I had to quit eating at 10pm the night before.

  • Kind of worked and mostly fretted all day.
  • My procedure was scheduled for 3:15pm, and arrival at the hospital was at 2:30pm.
  • Sat in chair.
  • Time passed.
  • Someone came to get me, and realized that no one had taken my blood.
  • Blood-taking lady was kind of mean.
  • I was so hungry I could cry.
  • Aforementioned counseling about hte ravages of anesthesia and a general disussion about kayaking (unrelated).
  • Anesthesiologist was named Dr. Wolf and he’d recently been to Africa and I liked him a hell of a lot better than my bitchy urologist.
  • Sat in bed a nervous wreck waiting to wheeled into operating room and drooling over the smell of toast because it was now 4:15pm and I was insanely hungry.
  • Woke up in serious pain…and hungry, but not hysterically crying or confessing all my deep, dark secrets.
  • I don’t recall whether I felt rested or woozy or groggy or anything, because everything was eclipsed by the pain. (It was a procedure where apparently not everyone wakes up hurting, so they wait until you wake up to determine if you’re going to need pain medication.)

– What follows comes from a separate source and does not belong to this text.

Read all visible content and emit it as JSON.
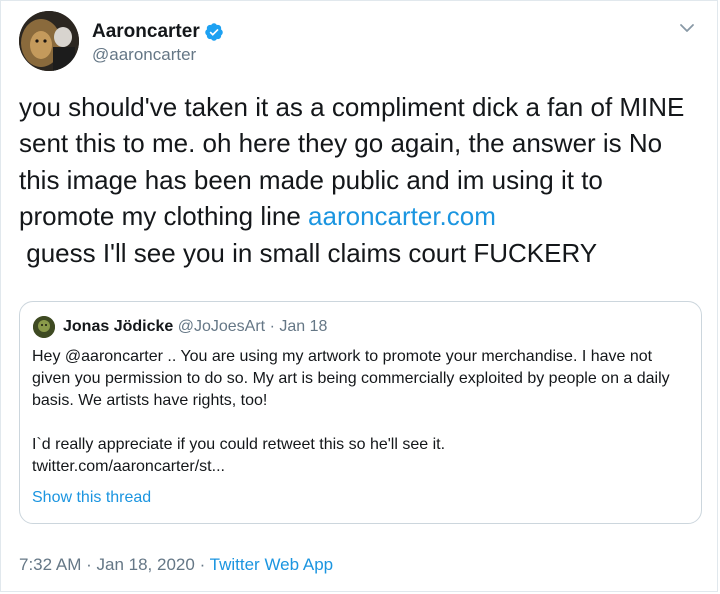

Ate toast, and learned my surgeon had long gone home without ever even seeing or talking to me. Nice.

So there you have it!

Anesthesia ROCKS!

(or maybe it doesn’t?)

This also leaves me wondering: Did he ever eat?

You have to starve before getting anesthesia so that if it makes you puke, you don’t choke to death on the ham sandwich you had for lunch. If he did this every night, when the hell did he eat!?

I guess that explains the Skeletor physique…

Meanwhile, the year before last I had to have a gum transplant (where they cut a chunk out of the roof of your mouth and attach it to your gums by your molars) and they gave me this pill beforehand and it was HEAVEN.


I was blissed out and doped up but without any ill-feeling side effects and my brain would notice something and then quickly move back to just spacing out. It was like achieving Zen without even trying.

I remember the procedure…but not really. I remember it as a very hazy series of moments.

I basically just sat there and thunk happy thoughts whilst they sliced and diced my mouth. And although that sounds awful and probably was awful, I honestly kind of remember it like a good day.

What am I trying to say?

If I ever get super rich and super crazy, I’m demanding some of that stuff. Stat.